His unique technique involved placing the paper on top of the inked block, then transferring the ink by applying pressure with a baren and feeling for the edge of the carved block. Summers worked on the verso (back) side of the sheet and frequently printed colors on both sides of the sheet.
For areas involving close registration he often inked the blocks separately and then assembled the blocks to print them together. This allowed Summers to provide sections of close control amidst larger fields of color. He used this technique most often with his rainbows.
Perhaps the greatest departure from traditional woodcut printing was his practice of spraying the printed surface with solvent. This effectively turned the inks into dyes, encouraging the pigment to bleed into the surface and create a watercolor appearance in the porous paper.
Summers’ process was spontaneous, imaginative, and intuitive. He viewed himself as a vessel for some unknown energy that wished to express itself through his art, crediting many of his creative decisions to this mysterious force rather than taking credit himself.
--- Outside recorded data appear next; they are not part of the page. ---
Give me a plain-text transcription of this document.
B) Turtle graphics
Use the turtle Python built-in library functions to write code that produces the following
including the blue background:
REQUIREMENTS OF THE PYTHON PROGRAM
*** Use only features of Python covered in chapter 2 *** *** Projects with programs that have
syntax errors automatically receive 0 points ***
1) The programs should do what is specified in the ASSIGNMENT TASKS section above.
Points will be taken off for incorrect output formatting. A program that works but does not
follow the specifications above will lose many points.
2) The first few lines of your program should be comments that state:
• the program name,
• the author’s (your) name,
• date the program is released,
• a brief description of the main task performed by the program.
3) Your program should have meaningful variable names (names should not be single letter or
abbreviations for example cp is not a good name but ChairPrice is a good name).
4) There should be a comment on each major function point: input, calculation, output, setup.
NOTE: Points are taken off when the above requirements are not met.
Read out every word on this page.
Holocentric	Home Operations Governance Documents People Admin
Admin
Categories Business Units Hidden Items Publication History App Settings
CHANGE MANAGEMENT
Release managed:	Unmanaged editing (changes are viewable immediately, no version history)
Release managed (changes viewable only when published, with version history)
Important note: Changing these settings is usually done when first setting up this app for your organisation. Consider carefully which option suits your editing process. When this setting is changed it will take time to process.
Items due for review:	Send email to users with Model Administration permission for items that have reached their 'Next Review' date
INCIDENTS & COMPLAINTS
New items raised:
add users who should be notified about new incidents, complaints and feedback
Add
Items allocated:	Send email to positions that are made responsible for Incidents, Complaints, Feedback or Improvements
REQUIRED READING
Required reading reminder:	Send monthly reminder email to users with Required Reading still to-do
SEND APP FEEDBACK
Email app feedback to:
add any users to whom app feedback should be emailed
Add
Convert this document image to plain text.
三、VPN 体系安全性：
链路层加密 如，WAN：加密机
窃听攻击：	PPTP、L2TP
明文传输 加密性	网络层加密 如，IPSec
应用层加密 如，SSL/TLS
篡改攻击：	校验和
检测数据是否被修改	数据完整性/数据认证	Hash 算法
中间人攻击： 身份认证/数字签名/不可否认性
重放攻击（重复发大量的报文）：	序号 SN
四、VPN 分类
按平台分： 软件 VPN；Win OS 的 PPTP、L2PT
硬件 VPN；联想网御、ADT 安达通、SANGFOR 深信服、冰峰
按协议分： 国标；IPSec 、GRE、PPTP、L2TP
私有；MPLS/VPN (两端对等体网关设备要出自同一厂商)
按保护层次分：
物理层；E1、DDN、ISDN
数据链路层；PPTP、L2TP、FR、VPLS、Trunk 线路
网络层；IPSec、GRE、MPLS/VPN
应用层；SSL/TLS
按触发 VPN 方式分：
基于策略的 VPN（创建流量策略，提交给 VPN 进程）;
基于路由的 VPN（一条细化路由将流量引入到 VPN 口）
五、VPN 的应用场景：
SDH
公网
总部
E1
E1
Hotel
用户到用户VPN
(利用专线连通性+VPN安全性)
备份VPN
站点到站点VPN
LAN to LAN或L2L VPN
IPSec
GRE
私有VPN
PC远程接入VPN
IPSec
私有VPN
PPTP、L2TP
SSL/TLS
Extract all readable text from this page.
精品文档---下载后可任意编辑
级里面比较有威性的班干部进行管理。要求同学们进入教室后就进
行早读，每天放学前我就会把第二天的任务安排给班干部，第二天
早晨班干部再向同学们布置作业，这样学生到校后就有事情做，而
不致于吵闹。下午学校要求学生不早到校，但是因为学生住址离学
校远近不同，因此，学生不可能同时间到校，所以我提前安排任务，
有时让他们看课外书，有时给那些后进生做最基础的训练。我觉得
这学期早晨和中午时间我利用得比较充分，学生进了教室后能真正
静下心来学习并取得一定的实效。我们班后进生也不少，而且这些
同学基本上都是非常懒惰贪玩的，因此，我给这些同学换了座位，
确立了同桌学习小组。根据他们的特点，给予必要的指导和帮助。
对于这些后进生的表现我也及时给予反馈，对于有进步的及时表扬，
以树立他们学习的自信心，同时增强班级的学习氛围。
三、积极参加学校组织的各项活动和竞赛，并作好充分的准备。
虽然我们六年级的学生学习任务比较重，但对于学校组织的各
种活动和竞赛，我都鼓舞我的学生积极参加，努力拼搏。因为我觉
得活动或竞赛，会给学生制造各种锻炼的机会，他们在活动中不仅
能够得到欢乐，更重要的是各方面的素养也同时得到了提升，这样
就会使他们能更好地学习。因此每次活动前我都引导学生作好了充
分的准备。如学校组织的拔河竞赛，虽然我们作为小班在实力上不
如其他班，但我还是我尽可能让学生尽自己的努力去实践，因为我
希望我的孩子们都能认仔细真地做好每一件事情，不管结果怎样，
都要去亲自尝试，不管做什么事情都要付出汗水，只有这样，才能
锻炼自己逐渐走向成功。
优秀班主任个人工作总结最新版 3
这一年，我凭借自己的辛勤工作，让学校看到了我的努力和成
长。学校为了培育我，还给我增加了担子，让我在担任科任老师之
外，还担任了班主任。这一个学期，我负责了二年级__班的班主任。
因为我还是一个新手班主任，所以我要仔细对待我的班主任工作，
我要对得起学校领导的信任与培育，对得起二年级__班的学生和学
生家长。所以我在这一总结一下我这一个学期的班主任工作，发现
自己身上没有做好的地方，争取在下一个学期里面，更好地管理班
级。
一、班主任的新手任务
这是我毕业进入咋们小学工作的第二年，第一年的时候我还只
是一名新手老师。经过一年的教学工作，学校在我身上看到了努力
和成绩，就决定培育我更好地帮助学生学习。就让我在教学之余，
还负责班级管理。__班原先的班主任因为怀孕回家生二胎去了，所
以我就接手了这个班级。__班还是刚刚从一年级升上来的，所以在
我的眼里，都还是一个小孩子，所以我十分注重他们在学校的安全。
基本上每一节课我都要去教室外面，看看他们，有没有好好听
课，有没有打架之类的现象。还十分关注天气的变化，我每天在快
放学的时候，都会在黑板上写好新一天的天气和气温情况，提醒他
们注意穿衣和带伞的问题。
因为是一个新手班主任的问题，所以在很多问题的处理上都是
The element of human exploration and his own experience in creating the print endures over time and is part of its universal appeal. We naturally recognize that this work was touched by the mind, emotion, and experience of a human spirit.
Summers’ work is art as experience; his forms vaguely represent the physical world, but are abstracted enough to not interfere with our experience of what we feel while looking at the piece. He has created the idea of our world and an encounter of it, but not necessarily a depiction of our world itself.
Summers’ legacy is not only a unique technique, but a unique person, and a unique experience spanning space and time, shared between the late artist and the current viewer.